Our results clearly indicate influence of antazoline on heart conduction system and muscle. Measured parameter changes: HV prolongation, QRS widening, atrial refractory period prolongation, and conduction velocity slowing are similar to agents classified as class I of Vaughan Williams classification of antiarrhythmic drugs. The constellation of changes of parameters in EPS suggests an influence of antazoline mainly on sodium channels. Moreover, known anticholinergic properties place antazoline near class Ia agent: quinidine. This data is consistent with the ELEPHANT study results. The early effect on surface ECG is similar to sodium channel blocker. In the ELEPHANT study, observation time was longer and revealed potential potassium channels inhibition and more pronounced QT interval prolongation in the later phase of observation [16]. In our group observation, period was probably too short to disclose these changes, but QT prolongation was also noticed.

QTc prolongation is very important finding of our study. QTc change resulted mainly from rhythm acceleration without simultaneous absolute QT interval shortening. Many patients with paroxysmal AF are treated for rhythm control with medications prolonging QT interval, mainly class III antiarrhythmic drugs. It is necessary to keep caution in these patients or consider abandoning use of antazoline for sinus rhythm restoration.

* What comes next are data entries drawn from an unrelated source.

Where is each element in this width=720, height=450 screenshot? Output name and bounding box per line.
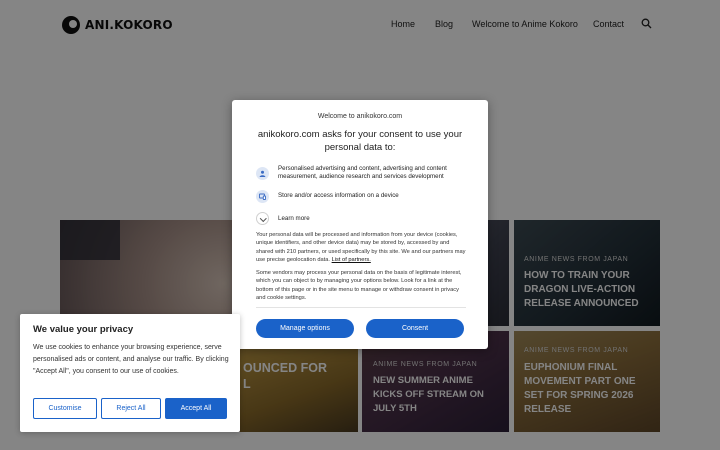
consent-paragraph-2: Some vendors may process your personal d… [256,270,462,301]
consent-paragraph-1: Your personal data will be processed and… [256,231,466,264]
learn-more-label: Learn more [278,215,310,222]
purpose-device-storage: Store and/or access information on a dev… [256,190,468,203]
privacy-banner: We value your privacy We use cookies to … [20,314,240,432]
privacy-text: We use cookies to enhance your browsing … [33,344,229,375]
learn-more-toggle[interactable]: Learn more [256,212,310,225]
reject-all-button[interactable]: Reject All [101,398,161,419]
consent-dialog: Welcome to anikokoro.com anikokoro.com a… [232,100,488,349]
chevron-down-icon [256,212,269,225]
consent-divider [256,307,466,308]
purpose-text: Personalised advertising and content, ad… [278,165,447,181]
customise-button[interactable]: Customise [33,398,97,419]
purpose-text: Store and/or access information on a dev… [278,192,399,200]
purpose-personalised-ads: Personalised advertising and content, ad… [256,165,468,182]
privacy-title: We value your privacy [33,324,134,335]
accept-all-button[interactable]: Accept All [165,398,227,419]
list-of-partners-link[interactable]: List of partners. [332,257,371,263]
consent-site-name: Welcome to anikokoro.com [317,113,403,120]
device-icon [256,190,269,203]
manage-options-button[interactable]: Manage options [256,319,354,338]
consent-title: anikokoro.com asks for your consent to u… [257,129,463,154]
consent-button[interactable]: Consent [366,319,464,338]
person-icon [256,166,269,180]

Our observations confirm another important property of antazoline: rapid onset of action. We noticed significant influence on electrophysiological parameters in measurements obtained after a total dose of 200 mg and 20 min from the beginning of first bolus. Shortening of SRCL appeared almost immediately, after first bolus, and remained at the same level after further doses. This effect apparently results from rapid anticholinergic action of antazoline. Clinical data showed short time to AF cessation during WPW ablation. From the beginning of antazoline infusion, it took on average 7 min to restore sinus rhythm ¹². In the AnPAF study, mean time to sinus rhythm restoration was only 16 min [15]. This period could have been shorter than that required to significantly change the electrophysiological properties of the atria in our observation and only the SRCL has changed this early; however, the antazoline administration protocol differed between the studies. Thus, inhibition of parasympathetic ganglia may play an important role in quick AF cessation. Among antiarrhythmic drugs, only the recently approved vernakalant is comparably fast in sinus rhythm restoration [17, 18]. Other commonly used agents usually require hours to achieve AF termination.

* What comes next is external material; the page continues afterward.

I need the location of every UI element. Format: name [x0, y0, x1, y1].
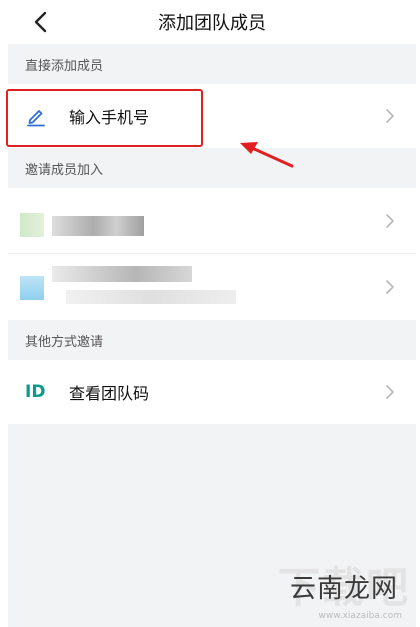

One of the most common side effects of antiarrhythmic therapy is bradycardia related to sinus node dysfunction or conduction disturbances. We did not notice any negative effects of antazoline either on sinus node function nor atrioventricular conduction. It has even accelerated sinus rhythm. Thanks to such properties, it may potentially become the drug of choice in patients with tachycardia—bradycardia syndrome, diagnosed sinus node dysfunction, or impaired atrioventricular conduction not protected with permanent pacemaker.

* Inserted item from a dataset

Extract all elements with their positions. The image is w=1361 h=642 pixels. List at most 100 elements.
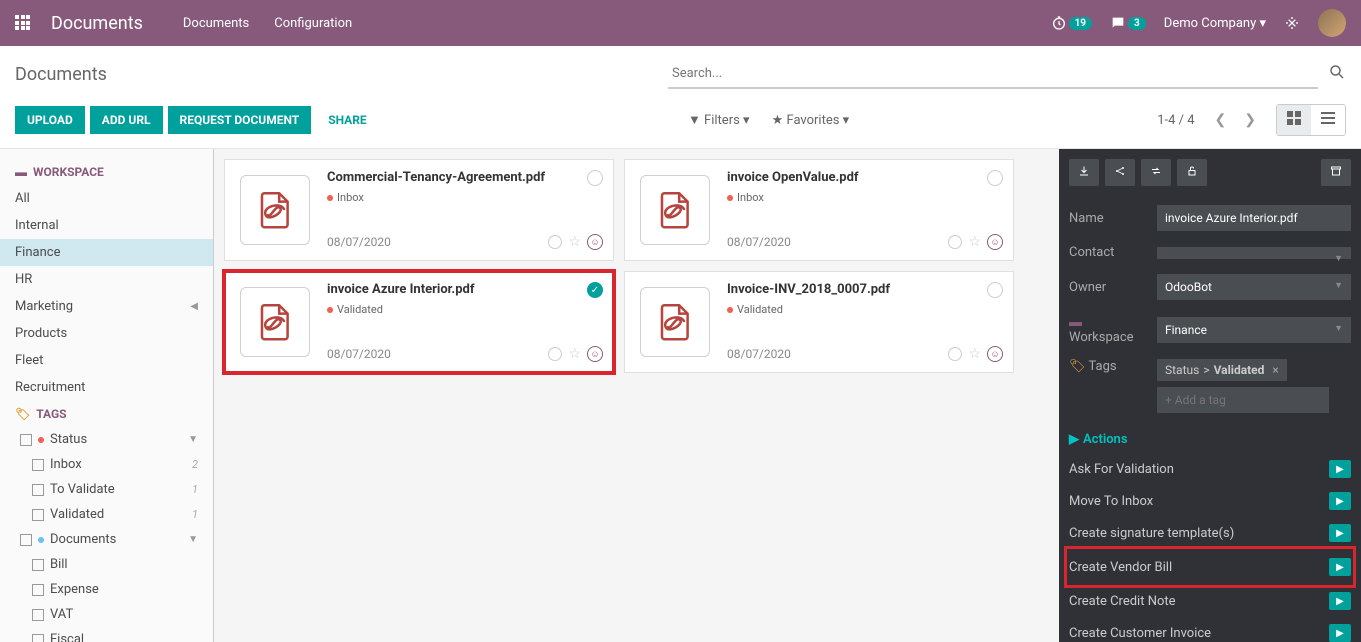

Our observations, together with previous studies on antazoline efficacy, build a basis for large scale, randomized trials on antazoline as a drug of choice for rapid, ad hoc treatment of recent onset AF.

Antazoline has an effect on electrophysiological parameters of the atrial muscle and has rapid onset of action. No negative effect on sinus node function and atrioventricular conduction in a unique property among antiarrhythmic drugs.